Jakarta –
Banjir melanda Medan dan wilayah sekitarnya akibat hujan deras pada akhir November lalu, tepatnya di hari pencoblosan Pilkada Serentak 2024. Briptu Johannes Abdi Negoro Sibarani yang sedang siaga dan patroli di Deli Serdang mendengar adanya laporan banjir di sejumlah titik.
“Kejadiannya pada saat pemilihan serentak 27 November. Kami personel dalmas (pengendalian massa) memang ditugaskan standby untuk pemilihan kemarin, mana tahu ada eskalasi sekalian patroli, mobile. Pada saat itu banjir juga, kita digeser juga untuk pantau banjir,” kata Briptu Johannes mengawali obrolan dengan detikcom dalam program Hoegeng Corner, Kamis (12/12/2024).

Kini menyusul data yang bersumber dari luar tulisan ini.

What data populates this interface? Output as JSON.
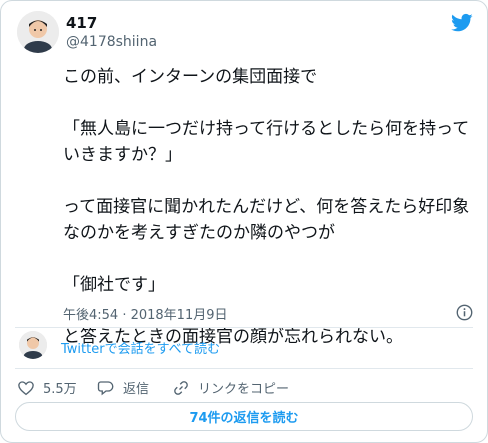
{
  "user": {
    "name": "417",
    "handle": "@4178shiina"
  },
  "tweet": {
    "lines": [
      "この前、インターンの集団面接で",
      "",
      "「無人島に一つだけ持って行けるとしたら何を持っていきますか？」",
      "",
      "って面接官に聞かれたんだけど、何を答えたら好印象なのかを考えすぎたのか隣のやつが",
      "",
      "「御社です」",
      "",
      "と答えたときの面接官の顔が忘れられない。"
    ],
    "timestamp": "午後4:54 · 2018年11月9日"
  },
  "thread": {
    "link_label": "Twitterで会話をすべて読む"
  },
  "actions": {
    "like_count": "5.5万",
    "reply_label": "返信",
    "copy_link_label": "リンクをコピー"
  },
  "replies": {
    "button_label": "74件の返信を読む"
  },
  "colors": {
    "accent": "#1d9bf0",
    "secondary_text": "#536471",
    "border": "#cfd9de"
  },
  "icons": [
    "twitter-bird-icon",
    "info-icon",
    "heart-icon",
    "reply-icon",
    "link-icon"
  ]
}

Dia mengatakan semula laporan warga yang masuk terkait tiga titik banjir. Kemudian masuk lagi laporan soal warga yang perlu bantuan evakuasi.
“Pada saat itu hujan deras di Medan, Deli Serdang semuanya. Lalu kami mendapat laporan dari warga bahwa ada tiga titik lokasi banjir. Saat itu saya dan rekan-rekan berada di titik banjir lain, di situ ada laporan warga butuh dievakuasi,” ujar dia.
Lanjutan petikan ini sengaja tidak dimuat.